NCJ Number
75520
Journal
Public Interest Volume: 58 Dated: (Winter 1980) Pages: 18-42
Date Published
1980
Length
25 pages
Annotation
The alarming increase in extent and seriousness of school crime in the United States in the last two decades, including violent acts perpetrated against teachers and fellow students, is examined.
Abstract
School crime investigations, such as the one mandated in the amendment to a bill passed in 1974 by the 93rd Congress, and a subsequent survey resulting in a 1978 report to Congress by the National Institute of Education, revealed the epidemic proportions of the phenomenon. Political considerations linked with the much higher violent crime incidence in inner-city, mostly black, schools, inspired caution in publicizing the findings of these investigations, however. Also, school principals attempted to minimize or even conceal the existence of crime and violence in their schools, taking almost no measures to fight and prevent them. This article argues that school crime can best be understood in the context of social changes that separated secondary schools from effective family and neighborhood influences; mandatory school attendance laws keeping older adolescents in school against their will; the permissiveness of juvenile authorities and their advocacy of children's rights which made it almost impossible for schools to expel ungovernable and violent juveniles; and the erosion of the authority of classroom teachers with the attendant breakdown of classroom discipline.

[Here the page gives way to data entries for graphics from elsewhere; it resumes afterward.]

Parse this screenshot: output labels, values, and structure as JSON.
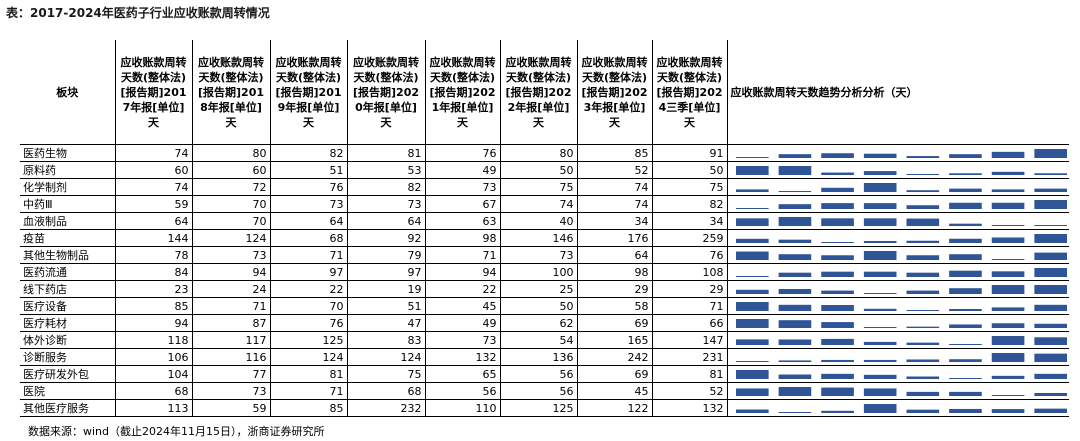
{
  "title": "表：2017-2024年医药子行业应收账款周转情况",
  "table": {
    "header": [
      "板块",
      "应收账款周转天数(整体法)[报告期]2017年报[单位]天",
      "应收账款周转天数(整体法)[报告期]2018年报[单位]天",
      "应收账款周转天数(整体法)[报告期]2019年报[单位]天",
      "应收账款周转天数(整体法)[报告期]2020年报[单位]天",
      "应收账款周转天数(整体法)[报告期]2021年报[单位]天",
      "应收账款周转天数(整体法)[报告期]2022年报[单位]天",
      "应收账款周转天数(整体法)[报告期]2023年报[单位]天",
      "应收账款周转天数(整体法)[报告期]2024三季[单位]天",
      "应收账款周转天数趋势分析分析（天）"
    ],
    "rows": [
      [
        "医药生物",
        74,
        80,
        82,
        81,
        76,
        80,
        85,
        91
      ],
      [
        "原料药",
        60,
        60,
        51,
        53,
        49,
        50,
        52,
        50
      ],
      [
        "化学制剂",
        74,
        72,
        76,
        82,
        73,
        75,
        74,
        75
      ],
      [
        "中药Ⅲ",
        59,
        70,
        73,
        73,
        67,
        74,
        74,
        82
      ],
      [
        "血液制品",
        64,
        70,
        64,
        64,
        63,
        40,
        34,
        34
      ],
      [
        "疫苗",
        144,
        124,
        68,
        92,
        98,
        146,
        176,
        259
      ],
      [
        "其他生物制品",
        78,
        73,
        71,
        79,
        71,
        73,
        64,
        76
      ],
      [
        "医药流通",
        84,
        94,
        97,
        97,
        94,
        100,
        98,
        108
      ],
      [
        "线下药店",
        23,
        24,
        22,
        19,
        22,
        25,
        29,
        29
      ],
      [
        "医疗设备",
        85,
        71,
        70,
        51,
        45,
        50,
        58,
        71
      ],
      [
        "医疗耗材",
        94,
        87,
        76,
        47,
        49,
        62,
        69,
        66
      ],
      [
        "体外诊断",
        118,
        117,
        125,
        83,
        73,
        54,
        165,
        147
      ],
      [
        "诊断服务",
        106,
        116,
        124,
        124,
        132,
        136,
        242,
        231
      ],
      [
        "医疗研发外包",
        104,
        77,
        81,
        75,
        65,
        56,
        69,
        81
      ],
      [
        "医院",
        68,
        73,
        71,
        68,
        56,
        56,
        45,
        52
      ],
      [
        "其他医疗服务",
        113,
        59,
        85,
        232,
        110,
        125,
        122,
        132
      ]
    ]
  },
  "source": "数据来源：wind（截止2024年11月15日），浙商证券研究所"
}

Short-term defensive measures and long-term strategies to alleviate the problem of school crime are discussed, including improved school security, with adoption of the defensible space concept; a greater concern with the rights of victims and the protection of potential victims; a nationwide exchange of information among schools on crime-fighting ideas; a more realistic attitude on the part of juvenile authorities; and, above all, parental cooperation.